Si le socialisme désigne le projet de « réencastrer » la dynamique inégalitaire du Capital dans la solidarité sociale (…), on peut considérer que l’état présent de nos sociétés requiert une réactivation de ce projet.

Si le socialisme désigne le projet de « réencastrer » la dynamique inégalitaire du Capital dans la solidarité sociale – selon la définition de Polanyi récemment reprise par Bruno Karsenti et Cyril Lemieux dans Socialisme et sociologie –, on peut considérer que l’état présent de nos sociétés requiert une réactivation de ce projet. Mais quelles sont les forces susceptibles d’en porter l’effort ? On aurait pu espérer que Jean-Luc Mélenchon joue ici un rôle décisif, mais son choix d’une stratégie populiste l’éloigne du souci des médiations, des corps intermédiaires et des autorités sociales qui caractérisent le socialisme dans sa pluralité – et non comme unité du peuple conçu sous le registre ambigu de l’opposition des « gens ordinaires » aux « élites ». Quant à Emmanuel Macron, il est clair que son choix politique est celui d’un libéralisme large, susceptible d’attirer à lui aussi bien les partisans d’un libéralisme modérément social que les héritiers du libéralisme giscardien. Cela fait longtemps que les dirigeants du PS sont, en réalité, des giscardiens de gauche.

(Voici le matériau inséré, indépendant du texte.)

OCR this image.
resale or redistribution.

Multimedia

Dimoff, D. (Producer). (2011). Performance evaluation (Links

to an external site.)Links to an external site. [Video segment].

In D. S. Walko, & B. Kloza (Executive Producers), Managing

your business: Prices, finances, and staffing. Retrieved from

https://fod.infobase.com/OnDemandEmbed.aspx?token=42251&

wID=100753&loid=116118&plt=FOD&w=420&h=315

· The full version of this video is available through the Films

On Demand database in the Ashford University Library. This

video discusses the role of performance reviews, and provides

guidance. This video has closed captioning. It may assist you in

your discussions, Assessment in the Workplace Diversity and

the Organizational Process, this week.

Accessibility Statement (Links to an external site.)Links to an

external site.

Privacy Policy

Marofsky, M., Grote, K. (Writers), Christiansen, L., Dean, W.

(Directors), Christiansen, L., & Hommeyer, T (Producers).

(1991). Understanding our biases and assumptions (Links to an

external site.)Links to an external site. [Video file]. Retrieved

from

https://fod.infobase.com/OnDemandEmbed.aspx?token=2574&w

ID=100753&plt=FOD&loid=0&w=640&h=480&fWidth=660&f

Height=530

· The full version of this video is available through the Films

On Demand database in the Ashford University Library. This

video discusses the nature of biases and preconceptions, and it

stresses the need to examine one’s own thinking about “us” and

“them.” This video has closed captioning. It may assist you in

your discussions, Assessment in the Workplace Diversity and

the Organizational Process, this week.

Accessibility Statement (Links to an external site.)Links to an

La fin des équivoques qui avaient fait la fortune du cynisme mitterrandien, dont François Hollande fut l’héritier et le liquidateur ironique, pourrait ouvrir un espace pour un redressement de ce qui reste de pensée et de pratique sociales-démocrates (et pas seulement sociales-libérales) sur la gauche du PS. Mais, pour le moment, cet espace est vide. De ce point de vue, je ne dirais pas qu’on assiste à une transformation lente et profonde de la social-démocratie française : on assiste plutôt à la confirmation de sa difficulté à exister comme telle, comme une force ferme, capable de ne pas céder sur les exigences de la justice sociale et de la régulation du capitalisme. Le PS, en ce sens, n’a jamais constitué une véritable social-démocratie (qui suppose un fort appui syndical) : il est passé en très peu de temps de la rhétorique révolutionnaire de l’union de la gauche des années 70 à un libéralisme assez indifférent au sort de ses anciennes bases électorales, populaires aussi bien qu’enseignantes. La dernière tentative social-démocrate fut sans doute celle du gouvernement de Michel Rocard, qui a créé le RMI et la CSG (Cotisation sociale généralisée) — mesures sans équivalent sous le quinquennat de Hollande, qui semble ne même pas avoir pris note de l’existence des propositions de réforme fiscale avancées par Thomas Piketty en 2011.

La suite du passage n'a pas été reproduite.